The defining characteristics of the bill are its impotence and transience. It does not create any legal rights or obligations, and would be repealed the day after Act departs the Beehive.
But like the gadfly, which lives as an adult for only a few hours, it has the potential to make some contribution to the ecosystem during its short life.
Lawmakers have been known to pass unwieldy regulations that create as many costs as benefits. The Regulatory Standards Bill would impose a political price on politicians who put forward these poorly designed laws.
The bill defines a set of principles for good regulation, requires departments to assess proposed laws against those principles, and establishes an independent Regulatory Standards Board to review and comment on those assessments.
If a proposed law doesn’t match the regulatory principles, the responsible Minister just has to publish a statement explaining why they believe it is justified anyway. That’s all.
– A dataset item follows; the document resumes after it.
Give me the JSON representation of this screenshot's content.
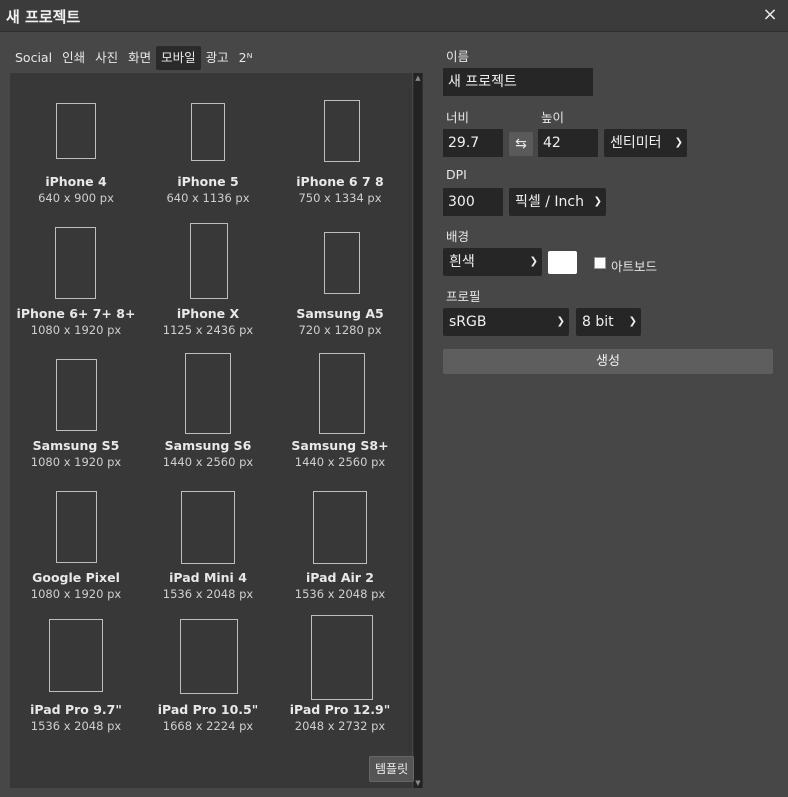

Any laws or regulations which do not comply with the principles remain legally valid and cannot be challenged in court. The principles are merely guidelines and can be ignored.
This is already a big compromise for the Act Party. Previous versions of the bill gave the public a right to challenge uncompliant regulations in court.
Today’s version does nothing more than add extra scrutiny and bureaucracy to the process of writing regulatory laws — it ties some red tape around the red tape machine.
It is true the principles proposed are classical liberalism and will be naturally adversarial to regulation, but this doesn’t strike me as being obviously a bad thing.
Journalism is also naturally adversarial to governments and I still think it contributes to the standards of democracy (even if David Seymour doesn’t agree).
Plus, New Zealand’s political economy is already shaped by classical liberal ideas. These principles have been the foundation for a lot of modern democratic and economic thought.
Sure, these ideas have needed much improvement. They’ve been modified, built upon, and developed but they’re still there in the bedrock even if the political centre is a sort of social liberalism these days.
Lawmakers are free to layer additional perspectives on whatever the Regulatory Standards Board comes up with. Other regulatory principles, such as equality, collective wellbeing, and Treaty partnership, might trump individual property rights in some cases.
Ministers can make that judgement, or even write those other principles into the law.
A glaring problem with the bill is that it lacks any cross-party support. Not even National and New Zealand First truly support it, let alone the opposition parties.
The Deputy Clerk of the House, who oversees parliamentary procedure, even made a rare submission on the bill. She argued the principles needed to be developed to secure broader support across Parliament, among other technical changes.
Just adding recognition of the Treaty of Waitangi and Māori collective ownership to the text would help soften some of the opposition, if the Act Party cared at all…
It does make me wonder, what is the game plan here? This law will only ever apply to the National–Act coalition as the opposition parties will repeal it at the first chance they get.
Does David Seymour not trust himself to make good regulations? Is the bill aimed at restraining his colleagues in the National Party? Does he think Labour will continue to pay $20 million a year to receive lectures on classical liberalism once back in government?
A lot of time and energy has been spent on this gadfly.